The war in eastern Bosnia was brutal. In 1992‐93, more than 1,000 Serbs from the villages around Srebrenica were killed by Bosnian Muslim fighters. These events were the subject of an award‐winning film, The Unforgiving, by Clive Gordon. They have been well‐documented and the graves are there for all to see in Bratunac. So there is good reason to think that local Serbs may have sought vengeance after the fall of Srebrenica. But this is still surmise and conjecture. As long as there is no hard evidence, there must be doubt about whether or not Bosnian Muslim soldiers were massacred.
Yet on 7 February 1996, a senior ICRC official, Jean de Courten, stated that, after five months of silence from the Bosnian Serb authorities in face of repeated requests for information, he believed the 3,000 had been killed. Coming from the one international organisation which has remained neutral throughout the war in Bosnia, this statement carries more weight than the media’s loose talk. What made the ICRC take the unprecedented step of accusing one side of conducting a massacre?
Was it because the ICRC had obtained conclusive evidence of a massacre? Or was it because the ICRC had its arm twisted at a time when the USA is turning the hunt for war criminals into a crusade? A climate of hysteria has been created around the mass grave stories that recently resulted in the ICRC offices in Tuzla being wrecked by refugees from Srebrenica. This climate has been created by the USA with the help of the media. Allegations of mass killings in Srebrenica are big news because the USA has an axe to grind on the subject of war crimes.

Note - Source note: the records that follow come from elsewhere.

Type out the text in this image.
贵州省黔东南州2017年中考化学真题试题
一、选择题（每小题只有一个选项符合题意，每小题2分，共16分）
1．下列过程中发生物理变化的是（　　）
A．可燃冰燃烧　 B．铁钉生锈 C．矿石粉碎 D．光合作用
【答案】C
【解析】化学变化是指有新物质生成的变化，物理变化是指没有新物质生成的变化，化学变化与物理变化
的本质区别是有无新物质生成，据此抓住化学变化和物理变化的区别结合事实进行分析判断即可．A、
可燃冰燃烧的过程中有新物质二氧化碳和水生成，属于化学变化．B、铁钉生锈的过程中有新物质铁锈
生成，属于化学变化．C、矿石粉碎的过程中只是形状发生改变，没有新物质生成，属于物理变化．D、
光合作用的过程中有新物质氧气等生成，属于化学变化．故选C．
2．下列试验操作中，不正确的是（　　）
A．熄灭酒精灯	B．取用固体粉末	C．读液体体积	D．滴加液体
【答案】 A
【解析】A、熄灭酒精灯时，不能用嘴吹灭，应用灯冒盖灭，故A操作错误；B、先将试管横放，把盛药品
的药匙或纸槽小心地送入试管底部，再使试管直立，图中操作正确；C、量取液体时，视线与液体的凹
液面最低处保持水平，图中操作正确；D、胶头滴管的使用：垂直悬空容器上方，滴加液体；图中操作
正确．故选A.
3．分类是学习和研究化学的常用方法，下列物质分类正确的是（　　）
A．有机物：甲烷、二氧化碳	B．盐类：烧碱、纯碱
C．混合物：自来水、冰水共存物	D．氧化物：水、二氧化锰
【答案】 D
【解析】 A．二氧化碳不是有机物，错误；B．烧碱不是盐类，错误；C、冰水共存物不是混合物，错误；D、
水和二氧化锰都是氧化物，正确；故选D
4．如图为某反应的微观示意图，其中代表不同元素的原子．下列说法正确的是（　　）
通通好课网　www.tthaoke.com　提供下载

Since the start of the year Washington has been making all the running on the war crimes issue‐‐sending troops to escort war crimes investigators, pushing Nato forces to play a role hunting down alleged war criminals. And it has piled pressure on Serbia to cooperate with the war crimes tribunal or face perpetual ostracism. The US secretary of state, Warren Christopher, told Serbian president Slobodan Milosevic in February that Belgrade would get no ambassador, no financial aid, no recognition and no permanent lifting of sanctions unless it handed over suspected war criminals. This is not a noble crusade by Washington, but a self‐serving attempt to occupy the moral high ground in international affairs. Before they take it at face value, journalists would do well to consider the implications.
They might learn the lessons of Pakracka Poliana, an alleged mass grave in Western Slavonia which was said to contain the bodies of 1,700 Serbs. The figure of 1,700 came from a UN officer who guessed that there were 17 graves in the area, each with approximately 100 people. He did not see the graves, but observed evidence of digging. The official investigation found 19 bodies in nine small graves. The ‘mass graves’ were just military trenches. The report by the UN war crimes tribunal Commission of Experts concluded that on‐site investigations are absolutely necessary to confirm the validity of allegations. ‘Some groups have expressed their displeasure at the investigation establishing that people in those numbers are not buried there. Presumably for propaganda purposes 1,700 is a more useful number than 19.’
Why have war crimes investigators not shown the same circumspection before jumping to conclusions about ‘mass graves’ in eastern Bosnia? Surely not because the bodies in question are said to be those of Muslims rather than Serbs; or because the USA finds 8,000 ‘~ a more useful number for propaganda purposes than 800.